Journal Mucosal Immunology
Page(s) 1 - 14
Title of proceedings Mucosal Immunology
DOI 10.1038/s41385-019-0176-y

Open Access

Type of Open Access Publisher (Gold Open Access)


The composition of immune infiltrates strongly affects the prognosis of patients with colorectal cancer (CRC). Interleukin (IL)-33 and regulatory T cells (Tregs) in the tumor microenvironment have been separately implicated in CRC; however their contribution to intestinal carcinogenesis is still controversial. Here, we reveal that IL-33 signaling promotes CRC by changing the phenotype of Tregs. In mice with CRC, tumor-infiltrating Tregs preferentially upregulate IL-33 receptor (ST2), and IL-33/ST2 signaling positively correlates with tumor number and size. Transcriptomic and flow cytometry analyses demonstrate that ST2 expression induces a more activated and migratory phenotype in FOXP3+ Tregs, which favors their accumulation in the tumor environment.
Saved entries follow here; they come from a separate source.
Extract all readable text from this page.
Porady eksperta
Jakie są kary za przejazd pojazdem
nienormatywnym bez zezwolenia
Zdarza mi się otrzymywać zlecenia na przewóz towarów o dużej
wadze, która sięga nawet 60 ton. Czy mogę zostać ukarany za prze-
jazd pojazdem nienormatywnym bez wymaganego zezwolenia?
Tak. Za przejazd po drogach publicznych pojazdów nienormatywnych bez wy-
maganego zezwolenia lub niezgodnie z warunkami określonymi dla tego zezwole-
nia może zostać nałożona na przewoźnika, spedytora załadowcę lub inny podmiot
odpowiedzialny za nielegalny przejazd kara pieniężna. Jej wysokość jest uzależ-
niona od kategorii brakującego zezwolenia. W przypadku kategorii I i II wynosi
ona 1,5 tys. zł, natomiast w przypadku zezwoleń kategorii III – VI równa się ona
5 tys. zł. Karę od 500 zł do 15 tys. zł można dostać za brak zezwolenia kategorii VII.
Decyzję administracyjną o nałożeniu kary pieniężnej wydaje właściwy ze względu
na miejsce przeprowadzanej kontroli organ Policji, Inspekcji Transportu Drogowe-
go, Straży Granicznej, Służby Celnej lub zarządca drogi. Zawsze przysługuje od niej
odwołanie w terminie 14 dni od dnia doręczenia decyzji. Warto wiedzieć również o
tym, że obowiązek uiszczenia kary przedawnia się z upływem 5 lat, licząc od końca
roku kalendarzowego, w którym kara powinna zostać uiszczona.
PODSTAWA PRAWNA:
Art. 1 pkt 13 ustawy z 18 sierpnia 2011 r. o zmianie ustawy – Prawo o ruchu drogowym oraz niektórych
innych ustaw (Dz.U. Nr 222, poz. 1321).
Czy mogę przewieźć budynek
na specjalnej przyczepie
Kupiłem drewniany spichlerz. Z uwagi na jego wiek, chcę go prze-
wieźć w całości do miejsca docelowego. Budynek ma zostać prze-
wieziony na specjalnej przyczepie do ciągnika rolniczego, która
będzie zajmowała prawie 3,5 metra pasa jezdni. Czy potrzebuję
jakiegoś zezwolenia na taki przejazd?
Consequently, genetic ablation of St2 reduces Treg infiltration and concomitantly enhances the frequencies of effector CD8+ T cells, thereby restraining CRC. Mechanistically, IL-33 curtails IL-17 production by FOXP3+ Tregs and inhibits Th17 differentiation. In humans, numbers of activated ST2-expressing Tregs are increased in blood and tumor lesions of CRC patients, suggesting a similar mode of regulation. Together, these data indicate a central role of IL-33/ST2 signaling in shaping an immunosuppressive environment during intestinal tumorigenesis. Blockade of this pathway may provide a strategy to modulate the composition of CRC immune infiltrates.